Basically, the 2 docx documents are converted to html and then merged with html agility pack. IN one of the documents there are 4 Content controls (rich texts). After the conversion, the text contained in the content controls SHOULD be identifiable via some html attributes that belonged to the SDT tag (tag and title, we need both).

@AMELKIS,
Unfortunately, custom styles, needed to mark content control document elements, currently are not supported when converting a DOCX to HTML using HtmlFixedSaveOptions. For the sake of correction, we have logged this problem in our issue tracking system as WORDSNET - 23356. You will be notified via this forum thread once this issue is resolved.

We apologize for your inconvenience.

Is there any approach that you can recommend, maybe using normal HtmlSaveOption s while being able to keep the aspect of the resulting html similar to a docx page?

@AMELKIS You can mark your structured document tags with bookmarks.

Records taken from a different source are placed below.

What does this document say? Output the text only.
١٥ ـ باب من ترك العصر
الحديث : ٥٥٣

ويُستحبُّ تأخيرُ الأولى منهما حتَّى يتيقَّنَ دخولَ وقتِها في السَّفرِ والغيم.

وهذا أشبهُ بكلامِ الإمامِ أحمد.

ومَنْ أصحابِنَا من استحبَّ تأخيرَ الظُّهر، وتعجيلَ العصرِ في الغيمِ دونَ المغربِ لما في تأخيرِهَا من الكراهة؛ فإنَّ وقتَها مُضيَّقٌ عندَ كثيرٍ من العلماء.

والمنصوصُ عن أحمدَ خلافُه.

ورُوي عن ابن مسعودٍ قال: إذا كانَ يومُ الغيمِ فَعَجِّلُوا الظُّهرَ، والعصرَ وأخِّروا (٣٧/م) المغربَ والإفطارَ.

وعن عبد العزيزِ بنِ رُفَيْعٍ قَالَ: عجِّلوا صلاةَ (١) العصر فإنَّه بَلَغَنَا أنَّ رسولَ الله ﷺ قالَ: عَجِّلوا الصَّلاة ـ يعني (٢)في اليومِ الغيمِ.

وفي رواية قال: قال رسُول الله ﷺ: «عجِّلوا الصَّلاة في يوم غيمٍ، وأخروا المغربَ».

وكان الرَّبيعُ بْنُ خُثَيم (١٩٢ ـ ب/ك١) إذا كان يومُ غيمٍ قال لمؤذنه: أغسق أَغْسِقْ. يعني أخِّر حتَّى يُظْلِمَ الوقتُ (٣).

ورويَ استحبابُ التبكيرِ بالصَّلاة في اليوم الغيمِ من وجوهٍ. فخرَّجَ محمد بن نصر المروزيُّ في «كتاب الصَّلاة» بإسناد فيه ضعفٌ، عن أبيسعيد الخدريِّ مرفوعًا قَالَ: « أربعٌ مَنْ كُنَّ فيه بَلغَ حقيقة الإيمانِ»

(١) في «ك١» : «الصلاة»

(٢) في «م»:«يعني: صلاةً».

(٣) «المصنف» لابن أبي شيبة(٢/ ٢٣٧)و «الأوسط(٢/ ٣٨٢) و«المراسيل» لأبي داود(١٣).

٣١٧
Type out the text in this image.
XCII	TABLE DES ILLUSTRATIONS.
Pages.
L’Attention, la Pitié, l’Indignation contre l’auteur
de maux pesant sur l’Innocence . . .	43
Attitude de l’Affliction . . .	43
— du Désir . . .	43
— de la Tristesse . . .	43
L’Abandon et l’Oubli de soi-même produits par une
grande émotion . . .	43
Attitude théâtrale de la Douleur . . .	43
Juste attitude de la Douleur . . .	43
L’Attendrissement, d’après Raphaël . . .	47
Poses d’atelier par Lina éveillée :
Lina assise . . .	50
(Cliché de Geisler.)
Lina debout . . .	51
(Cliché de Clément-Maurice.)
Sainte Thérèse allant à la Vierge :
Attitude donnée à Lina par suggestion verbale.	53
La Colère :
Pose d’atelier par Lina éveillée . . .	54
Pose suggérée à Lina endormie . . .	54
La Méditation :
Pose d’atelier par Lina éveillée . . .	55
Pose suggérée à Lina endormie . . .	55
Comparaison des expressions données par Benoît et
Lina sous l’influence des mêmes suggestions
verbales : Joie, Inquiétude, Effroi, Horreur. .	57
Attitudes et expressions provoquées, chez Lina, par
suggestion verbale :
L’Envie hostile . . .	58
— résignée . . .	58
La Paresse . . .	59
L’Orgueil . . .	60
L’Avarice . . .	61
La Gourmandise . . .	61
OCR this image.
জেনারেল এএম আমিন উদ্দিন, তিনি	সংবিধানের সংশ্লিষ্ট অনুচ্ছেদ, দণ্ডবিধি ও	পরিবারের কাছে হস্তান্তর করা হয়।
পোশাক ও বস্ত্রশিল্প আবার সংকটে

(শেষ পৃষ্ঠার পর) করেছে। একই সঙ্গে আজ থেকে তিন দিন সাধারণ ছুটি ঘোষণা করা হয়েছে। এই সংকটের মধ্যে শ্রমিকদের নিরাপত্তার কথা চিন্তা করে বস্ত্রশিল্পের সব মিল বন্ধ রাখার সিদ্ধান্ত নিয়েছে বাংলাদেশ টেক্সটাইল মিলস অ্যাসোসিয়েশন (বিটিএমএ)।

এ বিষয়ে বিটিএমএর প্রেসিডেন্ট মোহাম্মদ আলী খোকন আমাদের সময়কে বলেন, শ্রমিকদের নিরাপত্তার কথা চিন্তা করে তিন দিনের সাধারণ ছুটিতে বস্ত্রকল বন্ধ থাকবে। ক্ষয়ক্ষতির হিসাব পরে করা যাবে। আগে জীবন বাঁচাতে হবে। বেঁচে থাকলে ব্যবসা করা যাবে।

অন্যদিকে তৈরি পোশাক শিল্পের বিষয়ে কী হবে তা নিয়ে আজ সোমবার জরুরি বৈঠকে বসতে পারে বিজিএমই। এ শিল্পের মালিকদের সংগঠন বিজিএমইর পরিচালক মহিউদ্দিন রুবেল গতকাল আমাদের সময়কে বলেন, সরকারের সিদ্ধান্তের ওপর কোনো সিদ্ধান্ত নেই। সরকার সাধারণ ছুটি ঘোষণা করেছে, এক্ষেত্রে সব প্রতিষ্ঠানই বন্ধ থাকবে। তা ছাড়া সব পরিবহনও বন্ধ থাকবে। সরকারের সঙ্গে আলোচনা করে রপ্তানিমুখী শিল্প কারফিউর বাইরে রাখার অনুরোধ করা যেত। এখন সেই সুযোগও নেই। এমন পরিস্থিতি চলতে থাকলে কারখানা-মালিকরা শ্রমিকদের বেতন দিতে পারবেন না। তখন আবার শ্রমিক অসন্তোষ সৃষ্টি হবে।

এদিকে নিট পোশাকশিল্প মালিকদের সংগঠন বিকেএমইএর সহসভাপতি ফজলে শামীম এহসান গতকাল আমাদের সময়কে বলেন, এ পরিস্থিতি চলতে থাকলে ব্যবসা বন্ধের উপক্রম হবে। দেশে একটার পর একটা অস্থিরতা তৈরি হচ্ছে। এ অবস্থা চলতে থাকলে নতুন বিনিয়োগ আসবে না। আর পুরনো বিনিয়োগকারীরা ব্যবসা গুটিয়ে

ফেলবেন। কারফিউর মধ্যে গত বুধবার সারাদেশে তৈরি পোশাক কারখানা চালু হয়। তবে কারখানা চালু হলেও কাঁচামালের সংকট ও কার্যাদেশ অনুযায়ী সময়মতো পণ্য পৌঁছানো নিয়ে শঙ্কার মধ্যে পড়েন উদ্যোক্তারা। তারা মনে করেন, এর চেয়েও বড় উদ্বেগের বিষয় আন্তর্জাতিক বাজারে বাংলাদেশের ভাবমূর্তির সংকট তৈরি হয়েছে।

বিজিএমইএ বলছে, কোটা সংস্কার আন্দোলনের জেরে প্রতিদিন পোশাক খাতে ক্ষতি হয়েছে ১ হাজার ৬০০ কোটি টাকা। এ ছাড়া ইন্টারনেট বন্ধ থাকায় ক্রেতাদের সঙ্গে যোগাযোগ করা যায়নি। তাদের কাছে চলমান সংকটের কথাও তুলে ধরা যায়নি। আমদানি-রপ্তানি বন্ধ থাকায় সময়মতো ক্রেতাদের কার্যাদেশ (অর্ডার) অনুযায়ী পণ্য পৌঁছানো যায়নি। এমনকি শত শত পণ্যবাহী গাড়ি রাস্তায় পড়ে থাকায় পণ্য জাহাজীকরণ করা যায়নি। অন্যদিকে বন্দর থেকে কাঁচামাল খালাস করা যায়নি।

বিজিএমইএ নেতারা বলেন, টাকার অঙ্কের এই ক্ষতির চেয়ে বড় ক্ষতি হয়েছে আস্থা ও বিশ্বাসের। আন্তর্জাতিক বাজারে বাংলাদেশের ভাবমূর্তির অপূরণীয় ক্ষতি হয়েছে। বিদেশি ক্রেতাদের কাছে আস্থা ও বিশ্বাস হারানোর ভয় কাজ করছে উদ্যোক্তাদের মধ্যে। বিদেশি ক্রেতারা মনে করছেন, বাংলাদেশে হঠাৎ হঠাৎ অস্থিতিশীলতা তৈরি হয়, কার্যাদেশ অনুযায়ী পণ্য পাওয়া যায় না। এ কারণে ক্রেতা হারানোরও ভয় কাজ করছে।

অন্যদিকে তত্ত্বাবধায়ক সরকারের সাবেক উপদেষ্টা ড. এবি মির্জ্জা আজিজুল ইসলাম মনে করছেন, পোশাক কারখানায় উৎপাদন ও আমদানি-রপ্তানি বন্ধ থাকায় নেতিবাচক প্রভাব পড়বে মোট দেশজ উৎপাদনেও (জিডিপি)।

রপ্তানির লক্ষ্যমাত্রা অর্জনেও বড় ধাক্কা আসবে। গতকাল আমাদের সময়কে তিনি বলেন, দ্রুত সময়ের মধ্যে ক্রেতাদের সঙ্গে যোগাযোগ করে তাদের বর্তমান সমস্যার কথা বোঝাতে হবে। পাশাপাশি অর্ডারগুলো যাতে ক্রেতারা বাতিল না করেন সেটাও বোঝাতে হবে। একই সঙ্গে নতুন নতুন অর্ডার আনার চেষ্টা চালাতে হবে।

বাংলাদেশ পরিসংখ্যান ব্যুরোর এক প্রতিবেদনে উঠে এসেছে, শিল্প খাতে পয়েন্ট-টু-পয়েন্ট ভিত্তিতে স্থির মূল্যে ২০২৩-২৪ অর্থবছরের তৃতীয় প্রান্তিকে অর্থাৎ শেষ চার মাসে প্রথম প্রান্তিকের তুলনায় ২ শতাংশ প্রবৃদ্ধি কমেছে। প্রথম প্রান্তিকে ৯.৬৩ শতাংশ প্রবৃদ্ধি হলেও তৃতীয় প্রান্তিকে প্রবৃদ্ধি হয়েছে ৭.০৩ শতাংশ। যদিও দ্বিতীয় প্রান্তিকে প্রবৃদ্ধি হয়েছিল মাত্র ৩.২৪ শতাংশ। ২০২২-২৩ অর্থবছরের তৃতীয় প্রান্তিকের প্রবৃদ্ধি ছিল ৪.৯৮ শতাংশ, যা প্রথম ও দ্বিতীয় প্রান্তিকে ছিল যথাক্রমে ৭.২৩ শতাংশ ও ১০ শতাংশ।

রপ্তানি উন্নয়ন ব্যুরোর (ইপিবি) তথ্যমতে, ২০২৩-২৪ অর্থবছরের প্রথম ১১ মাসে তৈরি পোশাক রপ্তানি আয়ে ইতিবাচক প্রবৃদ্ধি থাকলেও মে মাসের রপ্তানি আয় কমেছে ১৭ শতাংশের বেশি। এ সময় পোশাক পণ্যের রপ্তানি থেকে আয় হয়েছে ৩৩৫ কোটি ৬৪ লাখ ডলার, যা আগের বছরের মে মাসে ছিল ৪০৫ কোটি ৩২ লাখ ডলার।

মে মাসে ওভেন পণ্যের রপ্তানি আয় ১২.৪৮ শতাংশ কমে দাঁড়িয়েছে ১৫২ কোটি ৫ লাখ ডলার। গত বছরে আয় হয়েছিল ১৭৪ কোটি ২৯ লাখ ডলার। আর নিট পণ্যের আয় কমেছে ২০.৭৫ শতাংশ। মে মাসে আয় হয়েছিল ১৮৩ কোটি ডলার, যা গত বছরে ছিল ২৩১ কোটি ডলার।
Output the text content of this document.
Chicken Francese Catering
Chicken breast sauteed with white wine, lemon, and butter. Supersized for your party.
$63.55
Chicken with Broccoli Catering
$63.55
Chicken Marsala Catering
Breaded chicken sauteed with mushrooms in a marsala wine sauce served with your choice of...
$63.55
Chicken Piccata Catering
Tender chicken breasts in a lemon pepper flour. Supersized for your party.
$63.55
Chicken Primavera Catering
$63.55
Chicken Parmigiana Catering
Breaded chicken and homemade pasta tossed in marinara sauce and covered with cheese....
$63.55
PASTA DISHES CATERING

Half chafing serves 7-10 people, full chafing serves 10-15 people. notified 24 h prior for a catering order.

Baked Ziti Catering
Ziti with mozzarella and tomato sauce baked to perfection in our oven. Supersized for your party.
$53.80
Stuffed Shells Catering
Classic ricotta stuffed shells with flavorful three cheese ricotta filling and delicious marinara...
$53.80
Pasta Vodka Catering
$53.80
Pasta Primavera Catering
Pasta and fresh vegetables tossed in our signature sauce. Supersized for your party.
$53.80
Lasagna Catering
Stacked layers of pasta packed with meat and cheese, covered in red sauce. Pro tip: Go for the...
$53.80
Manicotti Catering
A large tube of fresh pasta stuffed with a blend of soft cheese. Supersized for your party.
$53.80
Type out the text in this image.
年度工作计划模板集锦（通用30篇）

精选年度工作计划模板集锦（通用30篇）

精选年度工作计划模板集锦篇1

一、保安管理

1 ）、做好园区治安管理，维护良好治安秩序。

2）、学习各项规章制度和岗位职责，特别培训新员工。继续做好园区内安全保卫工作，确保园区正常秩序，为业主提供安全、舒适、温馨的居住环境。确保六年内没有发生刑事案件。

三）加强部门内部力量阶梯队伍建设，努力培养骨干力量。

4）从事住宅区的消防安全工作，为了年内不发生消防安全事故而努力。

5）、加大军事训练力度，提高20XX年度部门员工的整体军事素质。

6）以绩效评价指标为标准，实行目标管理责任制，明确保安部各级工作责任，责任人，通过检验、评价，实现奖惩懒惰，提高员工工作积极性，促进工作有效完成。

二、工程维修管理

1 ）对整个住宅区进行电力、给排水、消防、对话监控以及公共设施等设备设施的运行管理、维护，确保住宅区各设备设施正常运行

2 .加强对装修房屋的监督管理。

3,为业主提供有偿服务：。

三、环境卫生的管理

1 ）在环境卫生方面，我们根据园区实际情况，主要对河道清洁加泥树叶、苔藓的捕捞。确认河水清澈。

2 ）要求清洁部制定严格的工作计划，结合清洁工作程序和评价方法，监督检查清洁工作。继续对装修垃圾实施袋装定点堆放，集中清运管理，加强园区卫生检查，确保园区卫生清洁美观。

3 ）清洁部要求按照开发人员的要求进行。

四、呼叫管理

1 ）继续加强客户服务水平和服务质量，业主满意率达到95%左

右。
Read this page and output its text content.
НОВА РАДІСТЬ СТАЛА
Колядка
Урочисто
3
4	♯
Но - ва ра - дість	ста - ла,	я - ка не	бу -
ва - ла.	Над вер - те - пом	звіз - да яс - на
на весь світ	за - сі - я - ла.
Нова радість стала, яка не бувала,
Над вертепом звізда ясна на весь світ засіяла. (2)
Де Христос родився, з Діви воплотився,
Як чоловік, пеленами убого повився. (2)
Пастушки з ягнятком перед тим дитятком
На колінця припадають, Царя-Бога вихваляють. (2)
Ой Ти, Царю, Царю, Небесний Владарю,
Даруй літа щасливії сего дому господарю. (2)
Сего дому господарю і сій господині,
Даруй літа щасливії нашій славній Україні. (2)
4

For example see the following code:

Document doc = new Document(@"C:\Temp\in.docx");
DocumentBuilder builder = new DocumentBuilder(doc);

NodeCollection sdts = doc.GetChildNodes(NodeType.StructuredDocumentTag, true);
Console.WriteLine(sdts.Count);
foreach (StructuredDocumentTag sdt in sdts)
{
    string bookmarkStartName = string.Format("sdt_start_{0}_{1}", sdt.Id, sdt.Tag);
    string bookmarkEndName = string.Format("sdt_end_{0}_{1}", sdt.Id, sdt.Tag);

    switch (sdt.Level)
    {
        case MarkupLevel.Block:
            builder.MoveTo(sdt.FirstChild);
            builder.MoveTo(builder.CurrentParagraph.FirstChild);
            builder.StartBookmark(bookmarkStartName);
            builder.EndBookmark(bookmarkStartName);
            builder.MoveTo(sdt.LastChild);
            builder.StartBookmark(bookmarkEndName);
            builder.EndBookmark(bookmarkEndName);
            break;
        case MarkupLevel.Cell:
            Cell cell = (Cell)sdt.FirstChild;
            builder.MoveTo(cell.FirstChild);
            builder.MoveTo(builder.CurrentParagraph.FirstChild);
            builder.StartBookmark(bookmarkStartName);
            builder.EndBookmark(bookmarkStartName);
            builder.MoveTo(cell.LastChild);
            builder.StartBookmark(bookmarkEndName);
            builder.EndBookmark(bookmarkEndName);
            break;
        case MarkupLevel.Row:
            Row row = (Row)sdt.FirstChild;
            builder.MoveTo(row.FirstCell.FirstChild);
            builder.MoveTo(builder.CurrentParagraph.FirstChild);
            builder.StartBookmark(bookmarkStartName);
            builder.EndBookmark(bookmarkStartName);
            builder.MoveTo(row.LastCell.LastChild);
            builder.StartBookmark(bookmarkEndName);
            builder.EndBookmark(bookmarkEndName);
            break;
        case MarkupLevel.Inline:
            builder.MoveTo(sdt.FirstChild);
            builder.StartBookmark(bookmarkStartName);
            builder.EndBookmark(bookmarkStartName);
            builder.MoveTo(sdt.LastChild);
            builder.StartBookmark(bookmarkEndName);
            builder.EndBookmark(bookmarkEndName);
            break;
        default:
            break;
    }
}

HtmlFixedSaveOptions opt = new HtmlFixedSaveOptions();

doc.Save(@"C:\Temp\out.html", opt);

In this case SDT content will be surrounded with bookmarks, which can be located and replaced by required tags:

<a name="sdt_start_828018482_tag2" style="left:37.74pt; top:2.35pt;">
</a>
SDT Content is here
<a name="sdt_end_828018482_tag2" style="left:59.15pt; top:2.35pt;">
</a>

Dear @AMELKIS
Did you find any solution for this?

@Coder365 The issue reported in this thread has been postponed and is not currently scheduled for development. At the moment, you can use the workaround suggested above.